Over the years, organized crime has evolved, and to keep up with it U.S. law enforcement agencies have pushed for newer and more expansive authorities to take on the challenge. But one of those tools is raising concerns in the Florida statehouse.
The year is 1931. Flapper dresses have given way to more conservative styles as the Great Depression marches on, but in big cities and small towns men and women still slip into speakeasies to sip on highballs and sidecars.
It’s not going to be a very good year for one of the men responsible for those spirits.

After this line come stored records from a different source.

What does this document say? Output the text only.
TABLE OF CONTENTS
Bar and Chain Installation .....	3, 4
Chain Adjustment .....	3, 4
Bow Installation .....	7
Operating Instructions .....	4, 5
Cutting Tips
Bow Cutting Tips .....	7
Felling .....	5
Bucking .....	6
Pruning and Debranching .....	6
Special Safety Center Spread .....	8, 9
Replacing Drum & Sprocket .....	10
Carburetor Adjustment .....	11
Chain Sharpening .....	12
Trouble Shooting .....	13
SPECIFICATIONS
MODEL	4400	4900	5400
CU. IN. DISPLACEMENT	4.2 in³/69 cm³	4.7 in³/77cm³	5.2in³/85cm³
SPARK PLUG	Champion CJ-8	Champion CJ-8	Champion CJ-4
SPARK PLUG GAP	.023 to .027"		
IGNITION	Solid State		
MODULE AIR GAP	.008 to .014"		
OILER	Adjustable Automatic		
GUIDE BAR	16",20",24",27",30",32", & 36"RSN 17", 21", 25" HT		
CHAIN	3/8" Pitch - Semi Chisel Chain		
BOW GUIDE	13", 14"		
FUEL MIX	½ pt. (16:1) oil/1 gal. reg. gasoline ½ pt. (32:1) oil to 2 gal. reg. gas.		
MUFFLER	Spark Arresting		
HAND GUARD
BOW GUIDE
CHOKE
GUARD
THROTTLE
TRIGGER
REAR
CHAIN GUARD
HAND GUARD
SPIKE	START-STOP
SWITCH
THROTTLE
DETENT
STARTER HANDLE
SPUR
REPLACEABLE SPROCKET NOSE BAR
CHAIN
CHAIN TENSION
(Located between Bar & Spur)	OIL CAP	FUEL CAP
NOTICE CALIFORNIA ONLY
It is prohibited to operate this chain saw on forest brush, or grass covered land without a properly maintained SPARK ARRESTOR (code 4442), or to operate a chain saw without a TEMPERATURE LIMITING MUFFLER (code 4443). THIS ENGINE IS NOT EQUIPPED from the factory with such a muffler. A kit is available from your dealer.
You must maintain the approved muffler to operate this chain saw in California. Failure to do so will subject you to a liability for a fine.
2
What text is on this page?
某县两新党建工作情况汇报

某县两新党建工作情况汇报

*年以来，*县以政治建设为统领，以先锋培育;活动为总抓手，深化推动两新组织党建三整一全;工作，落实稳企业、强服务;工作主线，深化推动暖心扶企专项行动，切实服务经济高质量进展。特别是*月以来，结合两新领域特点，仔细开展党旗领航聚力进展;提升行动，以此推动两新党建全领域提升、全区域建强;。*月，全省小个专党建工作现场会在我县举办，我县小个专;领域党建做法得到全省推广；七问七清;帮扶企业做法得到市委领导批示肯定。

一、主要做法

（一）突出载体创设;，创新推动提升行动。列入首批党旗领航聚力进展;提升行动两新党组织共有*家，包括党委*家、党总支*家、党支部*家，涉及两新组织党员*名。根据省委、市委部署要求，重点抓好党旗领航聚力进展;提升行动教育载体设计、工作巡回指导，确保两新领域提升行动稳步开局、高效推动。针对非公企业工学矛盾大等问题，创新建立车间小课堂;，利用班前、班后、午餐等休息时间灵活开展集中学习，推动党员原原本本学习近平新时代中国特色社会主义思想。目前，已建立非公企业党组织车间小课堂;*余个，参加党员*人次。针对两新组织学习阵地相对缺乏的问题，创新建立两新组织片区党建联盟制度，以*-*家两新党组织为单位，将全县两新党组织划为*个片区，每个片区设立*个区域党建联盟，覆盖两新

Federal officials are going put Chicago kingpin Al Capone away for eleven years on tax evasion charges.
Fast forward to 1980. The US is trudging out of recession, and fans of the show Dallas are still buzzing about who shot JR. Men are wearing suits and facial hair that they’ll soon regret and will someday make their children giggle.
And it’s not going to be a very good year for Mafia boss Frank "Funzi" Tieri. His conviction on RICO—or racketeer influenced and corrupt organizations—charges will have him spending the last months of his life in prison.
These cases are both examples of law enforcement agencies finding creative ways to take on organized crime—grasping the loose strings in a criminal enterprise and tying them together into a successful court case. Another way cops attack those loose ends is a tool called civil asset forfeiture. Retired Los Angeles Deputy Police Chief and Law Enforcement Against Prohibition board member Stephen Downing explains how it works.
“The asset forfeiture statutes allow law enforcement officers to seize people’s property if the law enforcement officer has mere probable cause to think that that property is the fruits of, or used for, a criminal activity,” Downing says.
The practice has actually been around since Capone’s time, but after Prohibition it went into hibernation for the most part. That is until the 1980s and the war on drugs. Forfeiture enjoyed a resurgence as law enforcement agencies looked for any tool available to take on the challenge.
“Really ideally it was designed to stop drug traffickers,” Sen. Aaron Bean (R-Jacksonville) says. “If they’re using a big fancy car to transport drugs we can take that away.”
“But it’s morphed into something more,” he says.
That something more has a handful of Florida lawmakers concerned. Once law enforcement seizes property, the burden of proof shifts: it’s on the owner to prove the asset isn’t connected to crime. And because it’s a civil matter, Sen. Jeff Brandes (R-St. Petersburg) says that might be difficult.
“Under civil asset forfeiture law it’s a civil suit you’re not entitled to an attorney,” Brandes says, “and so often the cost of hiring an attorney and actually fighting the challenges will be greater than the cost of the asset that’s seized.”
“And if you do hire an attorney often law enforcement will come to you and try to cut a deal by giving you half the asset back,” he says.
Brandes championed reform last year but ran into a brick wall of opposition. Remember—this is a really powerful tool for law enforcement agencies. As Rep. Matt Caldwell (R-North Fort Meyers) explains, it allows them to take away the benefits of breaking the law.
“Civil asset forfeitures a lot of times focus on the benefit that the criminal reaps by creating these criminal conspiracies,” Caldwell says. “They’re living the high life driving around in fast cars.”
But there’s another reason law enforcement is so protective of the procedure: money. State and federal provisions allow the agency to keep a percentage of the seized asset’s value.
“Well I think it’s very important,” Florida Department of Law Enforcement Chief Rick Swearingen says of civil asset forfeiture. “As you know if you don’t get that funding through some of the other avenues then that’s got to come through either GR or tax dollars.”
He emphasizes civil asset forfeiture is tightly controlled, but a recent Office of Program Policy Analysis and Government Accountability, or OPPAGA, study highlights the need for annual reporting—current law doesn’t require agencies to report on seized assets at all.
Moving into 2016, lawmakers are proposing a number of alterations to place greater restrictions on the practice.
Brandes is partnering with Caldwell on a bill requiring a criminal charge before seizure and a criminal conviction before an agency takes final ownership of a seized asset. Their bill is likely to face stiff opposition.
Meanwhile, Bean is heading into a session with a more moderate measure. It requires agency heads—or a designated officer—to sign off on all seizures, and it institutes annual reporting in line with the OPPAGA study. Bean says he expects the support of Florida’s sheriffs and police chiefs.